Au fil des pages se tisse donc la toile qui va amener Donna et Tad à se retrouver isolés de toute vie humaine, non préparés à subir les furieux assauts sanguinaires de Cujo : une suite de coïncidences malheureuses, dont certains éléments sont un peu grossiers et pas toujours liés de la manière la plus fine qui soit, mais l’évolution de l’état de santé du chien nous permet de nous focaliser sur autre chose. En effet, le Saint-bernard a été mordu par une chauve-souris lors d’une de ses escapades, et a contracté la rage. Il n’est alors pas rare que Stephen King écrive des passages selon le propre point de vu du chien, qui décrit alors ses émotions envers les hommes et la manière dont il ressent d’étranges changements au plus profond de son être. Un habile traitement qui nous permet tout au long de l’ouvrage de mieux comprendre les réactions de l’animal devenu fou, rongé par la maladie. L’animal s’exprime de manière très basique, mais du coup parfaitement assimilable. Pour lui les hommes sont seulement des êtres plus ou moins sympathiques, surnommés L’HOMME, L’ENFANT et LA FEMME et ne sont bons qu’a donner des caresses ou le nourrir… jusqu’au jour où il ne percevra plus que l’immondice que sont ces derniers, à qui il attribut son état de décrépitude aussi bien mentale que physique, et décidera alors de tous les tuer, comme pour atténuer la douleur atroce qui le transperce.

Ces passages sont sans doute les éléments les plus réussis de l’œuvre, de même que les mises à mort de quelques habitants et bien entendu le siège que mène Cujo à l’encontre de Donna et Tad. Si les meurtres s’avèrent plutôt sanglants et d’une rare sauvagerie, ce qui ravira les amateurs de littérature gore, le destin de la mère et de son enfant est traité d’une toute autre manière.

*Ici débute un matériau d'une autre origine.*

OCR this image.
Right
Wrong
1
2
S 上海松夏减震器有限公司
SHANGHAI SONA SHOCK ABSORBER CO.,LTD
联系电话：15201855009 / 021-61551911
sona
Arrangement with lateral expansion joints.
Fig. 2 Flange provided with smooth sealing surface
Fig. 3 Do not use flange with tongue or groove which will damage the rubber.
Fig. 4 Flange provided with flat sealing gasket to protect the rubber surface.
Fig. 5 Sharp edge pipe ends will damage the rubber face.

Stephen King va en effet parvenir à créer une tension abominable, n’hésitant pas à jouer sur de nombreuses peurs et phobies afin de prendre le lecteur aux tripes. Accumulation qui porte ses fruits puisque le calvaire des deux proies, coincées dans une petite voiture au beau milieu de nulle part, va les faire affronter un énorme chien enragé devenu complètement fou, de lugubres et interminables nuits sans lune, des journées enfermées dans une véritable étuve tiraillées par la faim et la soif, ainsi qu’a de nombreux cauchemars. Autant dire qu’il y a de quoi faire, et il est vraiment dommage que ces passages effrayants soient si souvent entrecoupés par les déambulations de tous les autres protagonistes se trouvant loin de cette cour maudite. Mais les assauts répétés de Cujo tiendront tout de même le lecteur en haleine jusqu’au dénouement qui n’est pas des plus heureux. Si l’auteur passe rapidement sur les détails physiques pour s’attarder sur l’état psychologique des victimes, le personnage de Tad paraît pourtant souvent absent, effacé au profit de sa mère, plus combative certes, mes les réactions et pensées de l’enfant auraient sans doute méritées un traitement un peu plus approfondi puisqu’il donne ici l’impression que Stephen King ne sait pas vraiment quoi faire de lui.

cujo2

Stephen King nous offre ici un roman qui n’est pas exempt de défauts, aux longueurs interminables et aux histoires secondaires plus que décevantes, mais qui dans sa seconde partie propose une approche de l’horreur assez subtile et redoutable d’efficacité. Il parvient avec un nombre restreint de personnages, un lieu unique et un « monstre » familier à créer une situation à la fois tétanisante et effrayante, qui ne laisse que peu de place à l’espoir. Dommage que soient brodés autour des évènements qui amoindrissent complètement l’immersion du lecteur dans ce récit terrifiant. À lire de toute façon, même si comme moi vous n’êtes pas très client du style de l’auteur…
A noter que Cujo à fait l’œuvre d’une adaptation au cinéma par Lewis Teague, dont Stephen King avait plus qu’apprécié sont film L’Incroyable alligator, dont il est question ici : Cujo, le film.